In the OPUS trial, 337 women with symptomatic greater than or equal to stage-2 anterior prolapse who did not report symptoms of stress urinary incontinence (SUI) were randomized to undergo either insertion of retropubic tension-free vaginal tape (TVT) (n=165) or sham incisions (n=172) during prolapse surgery. The primary endpoint was urinary incontinence (UI) failure, defined as having at least one of the following: a positive cough stress test, bothersome UI symptoms, or treatment for UI (pharmacologic or surgical).
Three months after surgery, the rate of UI failure in those who received a prophylactic sling was less than half of that seen in the sham-operated group (23.6% vs. 49.4%, P less than .0001). Similar results were noted at 12 months (27.3% vs. 43.0%, P = .0024), even after allowing for additional UI postoperative treatment. Significant differences favoring the sling also were found for quality of life measures. However, no significant differences between groups were found for measures of other pelvic floor conditions such as prolapse, pain, or decreased sexual function or general health (as measured by the short form SF-36 questionnaire).
Although there were no significant differences between groups in serious and unexpected adverse events, those in the TVT group had higher rates of bladder perforations (6.7% vs. 0%), urinary tract infections (31% vs. 17.2%), major bleeding/vascular complications (3% vs. 0%) or incomplete bladder emptying at 6 weeks (3.7% vs. 0%).
In a companion presentation by Dr. Wei, the question was raised as to whether a preoperative prolapse reduction stress test (PRST) was of value for predicting which women would benefit most from prophylactic sling insertion. To answer this question, the group did a post hoc analysis, comparing outcomes according to whether the PRST was positive or negative.

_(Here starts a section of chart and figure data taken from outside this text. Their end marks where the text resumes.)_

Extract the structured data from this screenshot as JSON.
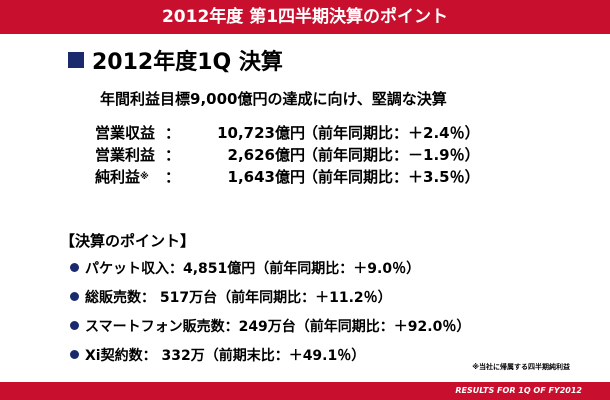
{
  "header": {
    "title": "2012年度 第1四半期決算のポイント"
  },
  "section": {
    "heading": "2012年度1Q 決算",
    "summary": "年間利益目標9,000億円の達成に向け、堅調な決算"
  },
  "results": [
    {
      "label": "営業収益",
      "sep": "：",
      "amount": "10,723億円",
      "change": "（前年同期比：＋2.4％）"
    },
    {
      "label": "営業利益",
      "sep": "：",
      "amount": "2,626億円",
      "change": "（前年同期比：－1.9％）"
    },
    {
      "label": "純利益",
      "note": "※",
      "sep": "：",
      "amount": "1,643億円",
      "change": "（前年同期比：＋3.5％）"
    }
  ],
  "points": {
    "heading": "【決算のポイント】",
    "items": [
      "パケット収入：4,851億円（前年同期比：＋9.0％）",
      "総販売数： 517万台（前年同期比：＋11.2％）",
      "スマートフォン販売数：249万台（前年同期比：＋92.0％）",
      "Xi契約数： 332万（前期末比：＋49.1％）"
    ]
  },
  "footnote": "※当社に帰属する四半期純利益",
  "footer": "RESULTS FOR 1Q OF FY2012"
}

The preoperative PRST was performed by retrograde fill (300 mL), removing the catheter and performing Valsalva and cough testing in lithotomy position without prolapse reduction, in lithotomy with prolapse reduced with Procto Swabs, and standing with prolapse reduced. A positive stress test was defined as urine leakage in either position, with or without reduction. The PRST results were masked to the surgeons, so the results had no influence on treatment assignment. Almost all women enrolled in the trial (98%) had undergone PRST.
Dr. Wei found that, at 3 months, insertion of the sling had a beneficial effect, whether or not the PRST was positive or negative, but the magnitude of effect of the sling was greater if the patient had a positive PRST. Treatment failure at 3 months in the positive PRST group was 29.6% in the sling group vs. 71.9% in the sham group; in the negative PRST group the rates were 20.6% in the sling group vs. 38.1% in the sham group (interaction P = .06). Similar trends were seen at 12 months but the differences were not significant.
"Women with a positive PRST who do not receive a TVT are at highest risk of having at UI at 3 months after vaginal prolapse surgery," he said.
Another group included in the study was a "patient preference cohort" (PPC) which included a group of women who were eligible for inclusion in the randomized controlled trial but elected not to participate because of randomization. According to Dr. Wei, the goal was to measure the level of nonparticipation bias to improve the validity of the generalizability of the trial. "Both in magnitude and statistics, those in the PPC looked remarkably like those in the clinical trial."